Another truth is that it has been one of the Republican agendas for several decades to seize control of the airwaves via mergers that facilitate crowding out disparate voices. The Bush administration provided the added thrust that has made it possible for listeners from Bangor to Burbank to tune in to Rush or Sean or Bill or Neil or Glenn or Michael at three or four, or more, locations in every market. Progressive talk, a relatively recent phenomenon, has been relegated to 3d and 4th tier frequencies with very limited range and frequently very poor reception.
Let’s exchange one Right wing fallacy — or, more accurately, bald-faced lie — with another truth of the matter. The Right likes to claim how, via the dailies, listeners repeatedly manifest their preferences for them, over the progressive programs. Progressive talk personalities, Stephanie Miller (See PS below), Ed Schultz, Tom Hartmann, and Randi Rhodes, time after time after time generate greater patronage than do Rush and sidekicks in the markets where they can be heard! The distortions that weigh heavily in favor of the Righties are entirely because of the way the mergers noted previously make it so incredibly difficult for potential listeners to find a station that carries anything from the progressive perspective. It’s as close to a vertically integrated monopoly as one can conjure.
Regardless that so many choose to, it’s rather difficult to take with any honest level of seriousness a claim that one side is preferred over another when the latter is denied by the former anything close to an equal field upon which to compete.
— Ed Tubbs
(PS re Stephanie Miller. In a C-SPAN interview with the station’s Brian Lamb, that aired yesterday, Sunday, February 8, (http://www.q-and-a.org/Program/?ProgramID=1218), Stephanie Miller, daughter of Arizona Senator Barry Goldwater’s 1964 vice-presidential running mate, Congressman William Miller, was asked questions concerning what the Right alleges is the Left’s efforts to close down conservative arguments via reintroduction of the Fairness Doctrine.
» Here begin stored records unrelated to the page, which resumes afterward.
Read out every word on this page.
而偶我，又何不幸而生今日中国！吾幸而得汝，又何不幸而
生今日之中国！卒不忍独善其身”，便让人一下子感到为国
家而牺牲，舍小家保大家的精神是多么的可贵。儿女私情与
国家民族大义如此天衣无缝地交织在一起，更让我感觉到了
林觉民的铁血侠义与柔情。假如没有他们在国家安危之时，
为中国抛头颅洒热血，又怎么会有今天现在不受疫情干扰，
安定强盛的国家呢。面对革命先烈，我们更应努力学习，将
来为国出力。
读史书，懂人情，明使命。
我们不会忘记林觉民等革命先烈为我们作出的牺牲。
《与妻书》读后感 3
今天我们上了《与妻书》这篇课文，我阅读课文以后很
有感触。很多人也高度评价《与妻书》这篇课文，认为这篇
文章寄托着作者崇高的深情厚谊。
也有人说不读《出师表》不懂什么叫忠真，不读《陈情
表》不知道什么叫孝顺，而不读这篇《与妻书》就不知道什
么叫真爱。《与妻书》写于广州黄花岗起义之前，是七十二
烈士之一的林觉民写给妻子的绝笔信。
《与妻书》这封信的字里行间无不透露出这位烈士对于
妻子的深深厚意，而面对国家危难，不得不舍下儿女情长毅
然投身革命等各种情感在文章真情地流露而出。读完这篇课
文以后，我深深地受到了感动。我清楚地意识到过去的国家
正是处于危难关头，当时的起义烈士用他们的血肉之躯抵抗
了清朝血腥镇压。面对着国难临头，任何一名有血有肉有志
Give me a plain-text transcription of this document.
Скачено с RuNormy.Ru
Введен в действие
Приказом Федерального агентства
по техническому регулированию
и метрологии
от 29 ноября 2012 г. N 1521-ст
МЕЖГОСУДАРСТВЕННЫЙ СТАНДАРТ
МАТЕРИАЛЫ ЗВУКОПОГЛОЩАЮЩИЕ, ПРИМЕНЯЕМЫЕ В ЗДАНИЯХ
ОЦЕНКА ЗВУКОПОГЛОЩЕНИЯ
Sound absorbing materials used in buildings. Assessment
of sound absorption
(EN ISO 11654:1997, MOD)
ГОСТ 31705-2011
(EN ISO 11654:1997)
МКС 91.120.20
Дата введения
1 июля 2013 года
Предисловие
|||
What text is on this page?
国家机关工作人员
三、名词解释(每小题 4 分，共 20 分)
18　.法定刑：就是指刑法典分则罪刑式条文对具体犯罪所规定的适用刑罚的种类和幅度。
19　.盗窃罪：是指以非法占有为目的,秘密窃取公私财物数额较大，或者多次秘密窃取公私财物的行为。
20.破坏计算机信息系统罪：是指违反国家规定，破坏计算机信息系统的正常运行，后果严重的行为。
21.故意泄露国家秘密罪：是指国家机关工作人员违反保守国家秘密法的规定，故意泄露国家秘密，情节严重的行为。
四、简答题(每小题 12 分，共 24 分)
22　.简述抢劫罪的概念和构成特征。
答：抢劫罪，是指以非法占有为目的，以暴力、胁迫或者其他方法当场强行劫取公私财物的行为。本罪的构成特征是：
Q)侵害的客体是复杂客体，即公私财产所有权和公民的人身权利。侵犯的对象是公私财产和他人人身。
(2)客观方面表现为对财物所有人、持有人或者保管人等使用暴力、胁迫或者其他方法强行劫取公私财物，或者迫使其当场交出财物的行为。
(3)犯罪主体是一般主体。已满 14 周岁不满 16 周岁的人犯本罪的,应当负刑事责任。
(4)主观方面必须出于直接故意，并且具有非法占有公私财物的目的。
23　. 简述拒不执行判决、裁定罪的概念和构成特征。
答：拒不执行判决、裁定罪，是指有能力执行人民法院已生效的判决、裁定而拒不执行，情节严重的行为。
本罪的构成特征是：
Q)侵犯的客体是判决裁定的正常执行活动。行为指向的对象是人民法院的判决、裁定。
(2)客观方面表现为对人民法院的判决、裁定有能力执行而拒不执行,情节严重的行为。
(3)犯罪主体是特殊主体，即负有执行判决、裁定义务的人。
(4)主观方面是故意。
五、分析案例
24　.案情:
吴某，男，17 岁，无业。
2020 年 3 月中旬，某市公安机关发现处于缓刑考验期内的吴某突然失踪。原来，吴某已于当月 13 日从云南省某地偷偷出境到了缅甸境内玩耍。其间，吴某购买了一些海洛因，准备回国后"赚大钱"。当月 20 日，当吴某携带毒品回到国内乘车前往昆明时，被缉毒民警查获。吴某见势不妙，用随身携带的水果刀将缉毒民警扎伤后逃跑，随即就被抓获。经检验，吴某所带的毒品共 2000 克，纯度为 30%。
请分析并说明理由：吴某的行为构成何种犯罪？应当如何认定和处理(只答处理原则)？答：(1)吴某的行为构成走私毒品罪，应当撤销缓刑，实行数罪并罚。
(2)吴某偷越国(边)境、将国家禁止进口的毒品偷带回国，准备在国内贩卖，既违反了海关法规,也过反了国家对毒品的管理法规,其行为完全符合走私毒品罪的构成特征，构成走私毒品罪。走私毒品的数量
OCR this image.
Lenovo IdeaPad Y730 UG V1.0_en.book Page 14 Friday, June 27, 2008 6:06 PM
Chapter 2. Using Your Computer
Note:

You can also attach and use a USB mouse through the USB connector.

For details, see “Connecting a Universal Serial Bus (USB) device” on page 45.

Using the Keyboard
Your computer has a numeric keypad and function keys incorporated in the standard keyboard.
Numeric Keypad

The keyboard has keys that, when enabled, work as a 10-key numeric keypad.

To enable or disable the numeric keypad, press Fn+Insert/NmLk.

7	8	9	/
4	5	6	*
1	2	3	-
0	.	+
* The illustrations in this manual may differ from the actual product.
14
As you can hear and see for your self, Ms. Miller made it clear that it would be an undesirable step rearward, that not a single progressive commentator has remotely argued for it, and that what is needed is not a governmental requirement the public’s airwaves be employed fairly, to foster robust debate available to listeners across the country. This, Miller insisted, was a policy the mega-broadcasting corporations ought to institute as a civic responsibility, but not one the federal government should get involved with.)